NICOLAS PEYRAC

EVEILLEUR D'ÂMES

Ce n’est là que la partie visible de l’iceberg Peyrac, passée inaperçue aux yeux des médias qui s’entêtent à programmer l’éternelle trilogie « Et mon père – Je pars – So far away ». Et qui au passage lui ont forgé une image de « chanteur romantique des années 70 ».

Si être romantique, c’est s’intéresser à l’âme humaine, alors oui, nous revendiquons cette image de l’artiste.
L’alter humanisme, n’est-ce pas aussi tout simplement être à l’écoute de son prochain ?
Dans son Esthétique, Hégel donne cette superbe définition de l’Art : "Eveiller l'âme : tel est, dit-on, le but final de l'art, tel est l'effet qu'il doit chercher à obtenir (…).
Il nous procure, d'une part, l'expérience de la vie réelle, nous transporte dans des situations que notre expérience personnelle ne nous fait pas, et ne nous fera peut-être jamais connaître : les expériences des personnes qu'il représente, et, grâce à la part que nous prenons à ce qui arrive à ces personnes, nous devenons capables de ressentir plus profondément ce qui se passe en nous-mêmes".

Et Peyrac est précisément cela, il est à la fois lui et chacun de nous, il a cette faculté de pénétrer et de démêler les tremblements de l’âme et les tremblements de vie qui nous le rendent si proche et si présent qu’il en devient presque notre miroir.

Il est chacun de nous dans les textes qui parlent avec talent et sensibilité de tout ce qui nous touche au plus profond de nous-mêmes :

- l’amour, bien sûr, avec un grand A (Je t’aime) mais aussi l’amour des êtres qui nous sont proches, parents (Je t’aimais, je n’ai pas changé), enfants (Ma petite fille, Et je t’aimais déjà), entourage (Ceux qui nous aiment)
- l’amitié (Amis, J’oublie pas) qu’il décline avec brio
- les blessures de la vie (T’en fais pas)
- nos rêves d’adolescents (Pour mon anniversaire)
- nos espoirs (Il suffirait) et nos tourments (Et vice versa) d’adultes

Il est lui lorsqu’il lève le voile sur ses propres batailles (C’est ta vie) ses presque défaites (Je vous aimais), ses luttes internes (J’avance) ses interrogations (Revenir, pour quoi faire ?) et cette introspection nous le rend terriblement humain. D’autant plus que ce scrutateur de l’âme humaine (Tes incertitudes) n’a pas son pareil pour nous faire entendre ce que nos yeux ne savent pas toujours voir. Ce qui ne l’empêche pas de manier l’auto-dérision (Quand on aime deux filles à la fois) voire l’humour (Les cocotiers bleus) avec une facilité déconcertante.

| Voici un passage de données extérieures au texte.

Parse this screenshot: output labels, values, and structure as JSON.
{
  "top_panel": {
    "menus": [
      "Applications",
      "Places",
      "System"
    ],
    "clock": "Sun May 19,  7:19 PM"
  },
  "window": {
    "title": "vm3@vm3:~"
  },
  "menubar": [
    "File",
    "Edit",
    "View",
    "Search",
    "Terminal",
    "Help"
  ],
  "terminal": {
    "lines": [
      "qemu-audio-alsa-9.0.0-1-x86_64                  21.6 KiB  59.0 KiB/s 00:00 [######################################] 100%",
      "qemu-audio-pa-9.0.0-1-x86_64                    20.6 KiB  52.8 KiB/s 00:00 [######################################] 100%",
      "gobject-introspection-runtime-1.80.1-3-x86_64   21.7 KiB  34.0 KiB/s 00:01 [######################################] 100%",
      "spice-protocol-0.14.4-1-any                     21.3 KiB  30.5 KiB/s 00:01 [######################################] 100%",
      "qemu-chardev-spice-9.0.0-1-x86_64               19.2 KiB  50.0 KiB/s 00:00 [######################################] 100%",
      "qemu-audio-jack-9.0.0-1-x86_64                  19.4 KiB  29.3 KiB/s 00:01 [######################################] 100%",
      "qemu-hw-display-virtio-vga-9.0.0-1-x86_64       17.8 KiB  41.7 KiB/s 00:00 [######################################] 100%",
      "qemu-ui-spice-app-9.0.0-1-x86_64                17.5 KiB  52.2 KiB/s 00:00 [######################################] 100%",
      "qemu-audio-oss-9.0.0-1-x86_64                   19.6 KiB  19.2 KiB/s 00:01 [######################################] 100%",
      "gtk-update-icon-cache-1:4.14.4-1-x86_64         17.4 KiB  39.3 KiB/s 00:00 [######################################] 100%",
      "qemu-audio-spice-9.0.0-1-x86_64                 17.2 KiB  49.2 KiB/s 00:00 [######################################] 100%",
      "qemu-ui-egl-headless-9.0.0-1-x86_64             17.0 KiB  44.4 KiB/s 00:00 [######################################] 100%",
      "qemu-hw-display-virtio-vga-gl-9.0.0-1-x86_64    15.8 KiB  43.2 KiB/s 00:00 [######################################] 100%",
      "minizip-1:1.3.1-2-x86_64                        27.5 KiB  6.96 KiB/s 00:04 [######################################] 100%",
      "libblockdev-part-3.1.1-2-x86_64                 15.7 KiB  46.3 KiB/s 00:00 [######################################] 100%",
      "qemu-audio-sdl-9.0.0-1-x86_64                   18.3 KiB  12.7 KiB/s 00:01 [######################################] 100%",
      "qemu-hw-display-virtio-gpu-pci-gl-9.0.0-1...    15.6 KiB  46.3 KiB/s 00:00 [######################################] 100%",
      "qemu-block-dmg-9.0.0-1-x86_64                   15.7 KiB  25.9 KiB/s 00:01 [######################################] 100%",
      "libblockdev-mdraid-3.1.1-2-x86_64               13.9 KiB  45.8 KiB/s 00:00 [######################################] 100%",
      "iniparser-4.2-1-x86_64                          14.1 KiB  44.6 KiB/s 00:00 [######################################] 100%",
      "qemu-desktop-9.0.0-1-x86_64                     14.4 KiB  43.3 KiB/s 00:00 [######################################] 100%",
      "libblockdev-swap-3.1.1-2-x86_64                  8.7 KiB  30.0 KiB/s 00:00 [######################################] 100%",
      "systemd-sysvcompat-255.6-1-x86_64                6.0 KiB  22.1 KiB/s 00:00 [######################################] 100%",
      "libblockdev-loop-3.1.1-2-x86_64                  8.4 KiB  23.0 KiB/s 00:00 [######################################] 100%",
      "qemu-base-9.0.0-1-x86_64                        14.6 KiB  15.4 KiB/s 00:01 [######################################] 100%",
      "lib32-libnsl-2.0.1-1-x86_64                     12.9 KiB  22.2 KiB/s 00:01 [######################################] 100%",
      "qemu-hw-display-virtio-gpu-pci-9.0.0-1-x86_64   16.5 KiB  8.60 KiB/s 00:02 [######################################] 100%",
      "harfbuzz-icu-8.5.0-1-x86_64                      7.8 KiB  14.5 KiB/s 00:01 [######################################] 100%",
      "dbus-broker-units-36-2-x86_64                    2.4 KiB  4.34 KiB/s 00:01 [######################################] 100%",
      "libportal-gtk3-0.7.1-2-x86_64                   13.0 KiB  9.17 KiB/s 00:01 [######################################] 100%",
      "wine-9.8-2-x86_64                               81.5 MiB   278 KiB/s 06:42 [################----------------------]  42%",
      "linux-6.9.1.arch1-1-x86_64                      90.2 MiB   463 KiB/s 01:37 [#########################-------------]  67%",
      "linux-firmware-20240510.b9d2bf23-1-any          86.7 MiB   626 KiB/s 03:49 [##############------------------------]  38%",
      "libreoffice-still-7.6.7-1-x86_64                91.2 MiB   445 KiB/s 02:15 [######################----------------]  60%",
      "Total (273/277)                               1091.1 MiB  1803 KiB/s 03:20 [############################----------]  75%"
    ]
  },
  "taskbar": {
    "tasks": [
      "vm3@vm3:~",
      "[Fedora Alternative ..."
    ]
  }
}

Il est homme de son époque, qui observe la société (Seulement l’amour qui vaille la peine) son malaise (Les enfants de la grande ville), son mal-être (On va se faire la belle), qui ne peut rester insensible ni à ses travers, ni à ses dérives, comme on l’a vu précédemment.

Il est ce chroniqueur incomparable des grands moments de l’Histoire, la sienne (Et mon père), la nôtre (La Tour Eiffel) celle de l’Europe (Assise au bar de l’hôtel) celle du monde (Colombo par Ceylan).